从这个设置开始,我们沿着螺旋(逆时针方向)填充正方形之间的点,把它们画得彼此距离相等。最后,就像上面的乌兰姆螺旋示例一样,我们突出显示了结果螺旋中包含的素数。
《麻袋数螺旋》于2003年首次在网上发布,在视觉上引人注目。此外,正如我们将很快演示的那样,它也比著名的乌兰姆螺旋更深入地了解素数模式,因为实际上,它将乌兰姆伪螺旋的虚线连接在一起:
阿基米德螺线与素数突出,麻袋螺旋
结果图再次强调了明显的模式。几乎立即,它是清楚的有一个纯粹的白线从中心&水平延伸到东方。回顾我们的设置,我们可以确认这是包含所有完全平方的直线(r = n^5)第二个引人注目的发现是,与乌拉姆螺旋中看到的直线相反,这次的标记图案似乎更适合模仿曲线。结果是,这些曲线,也被称为乘积曲线,又回到了多项式直觉,解释了之前螺旋中出现的模式。然而,在我们进入这些之前,让我们花一点时间,为了一致性,来比较麻袋的螺旋和随机绘制的螺旋:
多项式和乘积曲线
罗伯特·萨克斯的工作是根据他最初的发现,广泛地集中在这些曲线上,这些曲线起源于螺旋的中心,或靠近螺旋的地方和以不同的角度穿过螺旋的手臂。曲线几乎是笔直的,但更典型的是,它们绕着原点进行部分、完全或多次顺时针旋转(与螺旋本身相反),然后在与东西轴的特定偏移处变直。麻袋数螺旋上升最引人注目的一个方面是,这些曲线在西半球占主导地位(与完全平方相反)。
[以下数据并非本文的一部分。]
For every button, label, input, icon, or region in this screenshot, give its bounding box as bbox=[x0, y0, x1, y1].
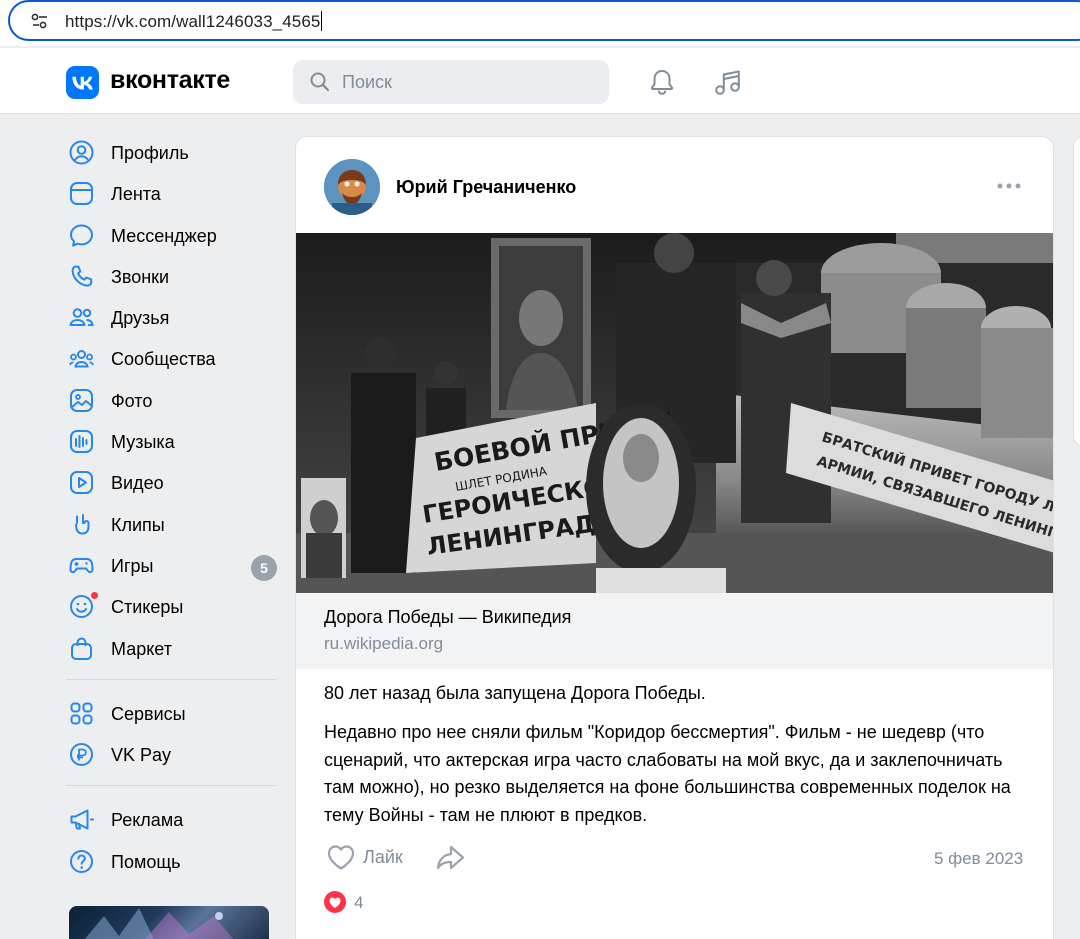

萨克斯将曲线描述为“各因素之间具有固定差异的产品”。换句话说,每条曲线都可以用一个二次方程(二次多项式)来表示,鉴于萨克斯螺旋结构中最重要的是完全平方,因此二次方程也不是纯粹的巧合。可以说,这些乘积曲线有助于我们观察到,在理解素数的过程中,萨克斯螺旋比乌兰螺旋更有用。虽然原始的乌拉姆螺旋暗示了模式和可能的方程,但萨克斯螺旋巧妙地为基本公式提供了起点——它们的曲率和连续性是结晶的,因此,它们更容易被识别。例如,下面的萨克斯螺旋包含高亮显示的行,它们的相关主要公式以标准形式标注。正如所承诺的,欧拉著名prime-generating二次公式返回如下所示(注释:最低n+ n + 41):
通过螺旋形的数字,萨克斯得出了一个惊人的结论:质数是只存在于一条产品曲线上的正整数。由于螺旋可以向外无限延伸,因此积曲线本身可以认为是无限的,从理论上讲,这些产品曲线可以预测较大数字的主要位置——至少,它们值得进一步反省。
总的来说,麻袋螺旋推动我们通过更容易识别的质数公式对质数有更深刻的理解,这是一个结论。
这一切的意义
我们现在已经分析了乌兰螺旋和萨克斯螺旋。通过这两个例子,我们对质数背后的本质有了进一步的了解。萨克斯螺旋,特别地,向我们介绍了积曲线,它本质上是一组二次方程式,称为素公式。这两个图都是令人意想不到的美学图表,安抚了我们的好奇心,并照亮了一个具有普遍挑战性的问题。
那么我们能从中学到什么呢?
从不回避重新构建看似不可能的问题,即使只是出于好奇和厌倦,往往通过最意想不到的努力展现自己。斯坦尼斯瓦夫·乌拉姆通过可视化来转换对一个著名问题的看法,让我们更接近了解质数,谁知道我们还会遇到多少其他意想不到的发现?